Some people are uncomfortable in doing it; others relish the repetitive self-reference, enjoying the first-person attribution and the incessant pronouncement of the personal pronoun, the centrality of dramatic characterization every time the “I” is inserted; throughout, everyone recognizes that the identification of the “I” can never be fully expunged despite a heightened level of modesty or humility.

There is an artfulness to speaking about one’s self while at the same time making it appear as an objectification of the referential focus.  Talking about oneself; constantly inserting the self-attribution throughout a narrative; dominating every element of a conversation with self referential accolades; these can all be overwhelming, leaving aside the issue of being irritating.  But in some circumstances, such self attribution cannot be avoided.  There are times when we must talk about ourselves, but the manner of how it is done can be the difference between repetitive boredom and referential relevance.

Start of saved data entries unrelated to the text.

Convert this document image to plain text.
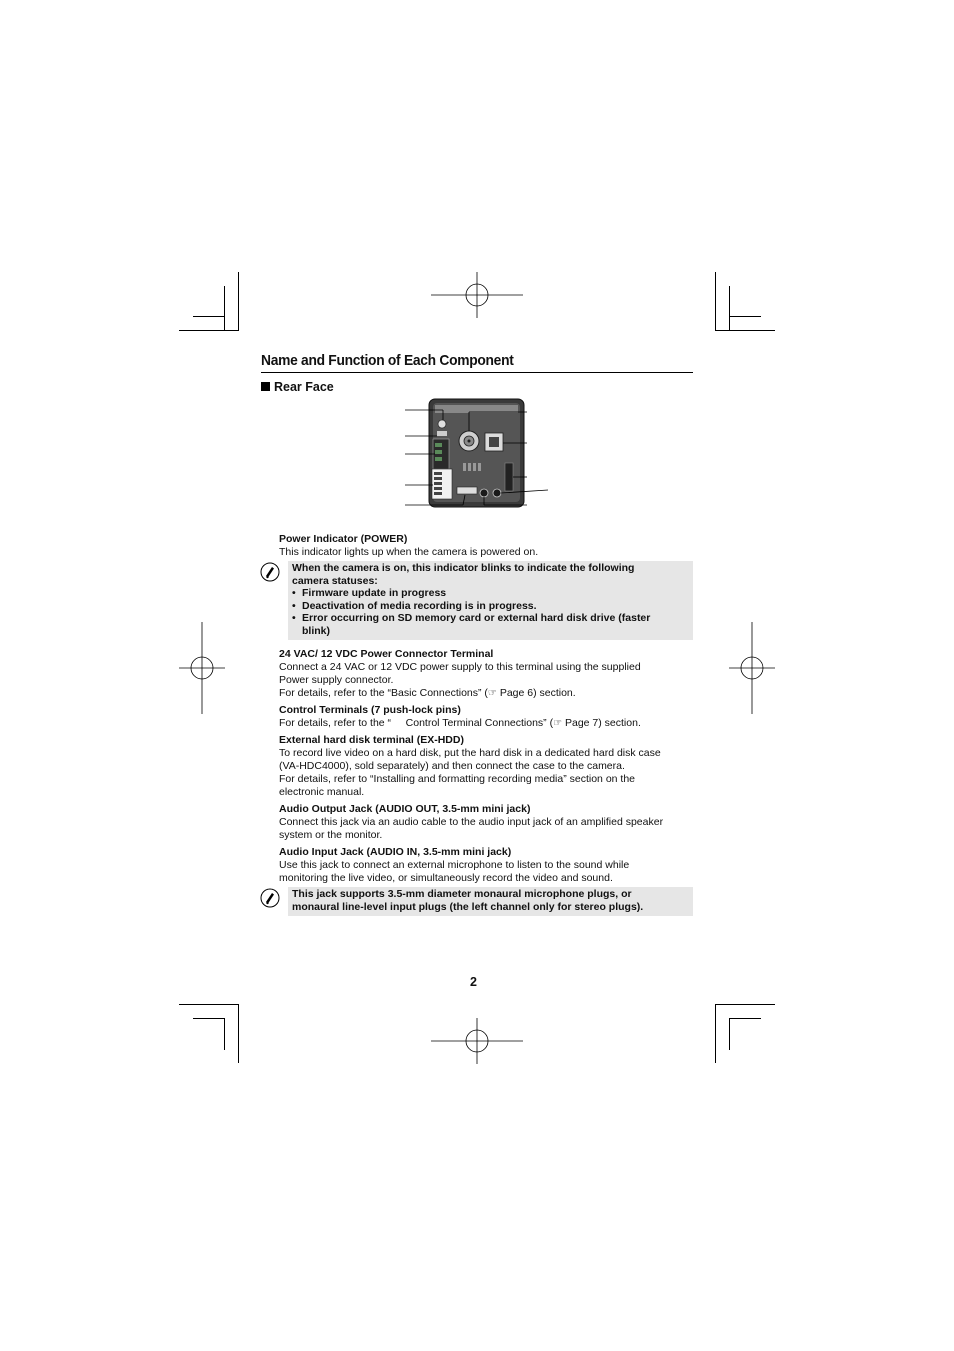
Name and Function of Each Component
Rear Face
Power Indicator (POWER)
This indicator lights up when the camera is powered on.
When the camera is on, this indicator blinks to indicate the following
camera statuses:
• Firmware update in progress
• Deactivation of media recording is in progress.
• Error occurring on SD memory card or external hard disk drive (faster
blink)
24 VAC/ 12 VDC Power Connector Terminal
Connect a 24 VAC or 12 VDC power supply to this terminal using the supplied
Power supply connector.
For details, refer to the “Basic Connections” (☞ Page 6) section.
Control Terminals (7 push-lock pins)
For details, refer to the “ Control Terminal Connections” (☞ Page 7) section.
External hard disk terminal (EX-HDD)
To record live video on a hard disk, put the hard disk in a dedicated hard disk case
(VA-HDC4000), sold separately) and then connect the case to the camera.
For details, refer to “Installing and formatting recording media” section on the
electronic manual.
Audio Output Jack (AUDIO OUT, 3.5-mm mini jack)
Connect this jack via an audio cable to the audio input jack of an amplified speaker
system or the monitor.
Audio Input Jack (AUDIO IN, 3.5-mm mini jack)
Use this jack to connect an external microphone to listen to the sound while
monitoring the live video, or simultaneously record the video and sound.
This jack supports 3.5-mm diameter monaural microphone plugs, or
monaural line-level input plugs (the left channel only for stereo plugs).
2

For Federal employees and U.S. Postal workers who must file for Federal Disability Retirement benefits through the U.S. Office of Personnel Management, whether the Federal or Postal employee is under FERS, CSRS or CSRS Offset, the requirement to prepare, formulate and file one’s Statement of Disability on Standard Form 3112A is something which must accompany every Federal Disability Retirement application. That is where one tells one’s “story” about the medical condition, the impact upon the ability to perform the essential elements of one’s positional duties, and upon other and personal aspects of living.  Of course, self-reference and attribution of the personal pronoun must be used; but it is also a time and place where a prevailing sense of objectivity should be garnered, and where peripheral irrelevancies should be strictly limited and contained.

Concise brevity should guide one; reference to outside sources and medical evidence should be encapsulated; the story of centrality should be about the impact upon the personal “I”; and yet, throughout, the truth of the narrative should come out such that self-predication does not constitute self-promotion with an ulterior motive, but rather, that the universe of living beings has for a brief moment in time, allowed the spotlight of significance upon a singular entity who has dedicated him/herself to the mission of an agency, but where unforeseen circumstances of life beyond one’s control has necessitated the preparation, formulation and filing of a Federal Disability Retirement application.